According to a press release from the PD’s office, Neil Butler and Robert Dillon were arrested on Aug. 6, 2007, in connection with an early-morning robbery at 14th and Mission streets. But, the release adds, city surveillance cameras two blocks away, at 16th and Mission streets, showed them at that location at the time of the crime.

City policy at the time prevented Deputy PD Eric Quandt from getting the tapes directly, the release says, and dictated they be destroyed in seven days. But Quandt convinced the Department of Emergency Management to preserve the tapes while he requested them from police. The prosecutor on the case eventually reviewed the footage and dropped the charges, the release adds.

“We learned that there was no way for a defense attorney to obtain the tapes without securing the cooperation of the police department,” PD Jeff Adachi wrote in an e-mail to The Recorder.

“I think the issue here is whether the state has a duty to provide reasonable access to crime surveillance tapes when they might prove a person’s innocence,” he added.

The proposed changes to the law would allow defense attorneys with pending cases, not just police, to make written requests to the city to get a copy of a tape.

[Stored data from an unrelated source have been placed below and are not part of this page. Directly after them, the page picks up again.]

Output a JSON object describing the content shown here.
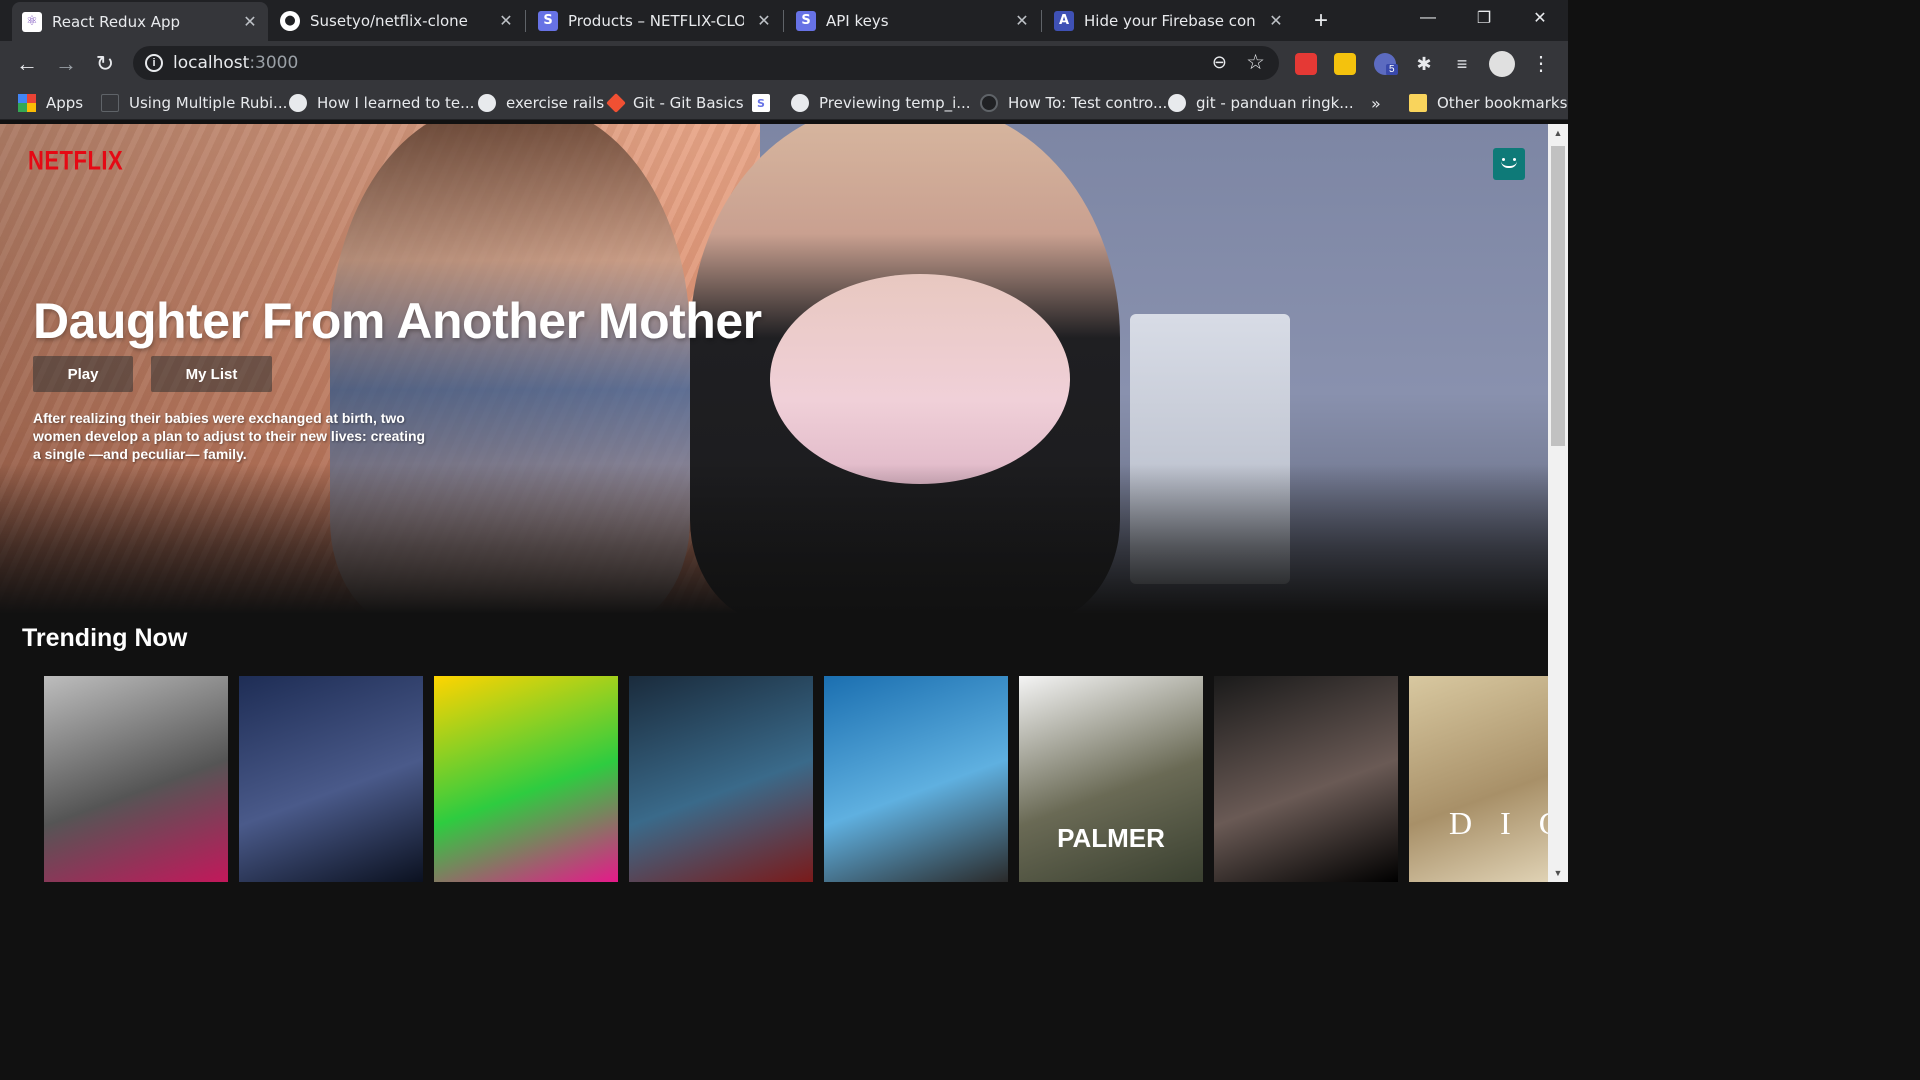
{
  "browser": {
    "tabs": [
      {
        "title": "React Redux App",
        "active": true
      },
      {
        "title": "Susetyo/netflix-clone",
        "active": false
      },
      {
        "title": "Products – NETFLIX-CLONE",
        "active": false
      },
      {
        "title": "API keys",
        "active": false
      },
      {
        "title": "Hide your Firebase config w",
        "active": false
      }
    ],
    "url_host": "localhost",
    "url_port": ":3000",
    "extension_badge": "5",
    "bookmarks": [
      "Apps",
      "Using Multiple Rubi...",
      "How I learned to te...",
      "exercise rails",
      "Git - Git Basics",
      "Previewing temp_i...",
      "How To: Test contro...",
      "git - panduan ringk..."
    ],
    "overflow_label": "»",
    "other_bookmarks": "Other bookmarks"
  },
  "page": {
    "logo": "NETFLIX",
    "banner": {
      "title": "Daughter From Another Mother",
      "play_label": "Play",
      "mylist_label": "My List",
      "description": "After realizing their babies were exchanged at birth, two women develop a plan to adjust to their new lives: creating a single —and peculiar— family."
    },
    "row": {
      "title": "Trending Now",
      "posters": [
        {
          "label": "",
          "colors": [
            "#bdbdbd",
            "#555",
            "#c2185b"
          ]
        },
        {
          "label": "",
          "colors": [
            "#1e2d55",
            "#4a5a8a",
            "#0b1120"
          ]
        },
        {
          "label": "",
          "colors": [
            "#ffd400",
            "#2ecc40",
            "#e6198a"
          ]
        },
        {
          "label": "",
          "colors": [
            "#1a2b3c",
            "#3a6a8a",
            "#7a1a1a"
          ]
        },
        {
          "label": "",
          "colors": [
            "#1b6fb0",
            "#5fb0e0",
            "#2a2a2a"
          ]
        },
        {
          "label": "PALMER",
          "colors": [
            "#f4f4f4",
            "#6a6a55",
            "#3a4030"
          ]
        },
        {
          "label": "",
          "colors": [
            "#1a1a1a",
            "#6a5a55",
            "#000000"
          ]
        },
        {
          "label": "D I G",
          "colors": [
            "#d8c8a0",
            "#a89068",
            "#e8dcc0"
          ]
        }
      ]
    }
  }
}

The law would also require the city to keep the tapes for 30 days instead of the current 14-day maximum.

That doesn’t sit well with the DA’s office.

“There is a well-established discovery process that governs the introduction and sharing of evidence in criminal cases,” said Chief of Policy Tim Silard, adding that nothing in the rules of discovery precludes the defense from getting the footage.

But PD spokeswoman Lea Villegas wrote in an e-mail that holding onto tapes for 30 days is an essential method of preserving evidence when arrests can come late and bureaucracies often move slowly.

Allowing defense attorneys to request the tapes outside the discovery process would make the footage available to a far wider group of lawyers than if it were only available through discovery, a fact that troubles some in law enforcement.

“That’s a valid concern,” Sandoval said. “But it has to be weighed against the fact that currently tapes are destroyed after 14 days, and many times cases are not charged until well after that period.”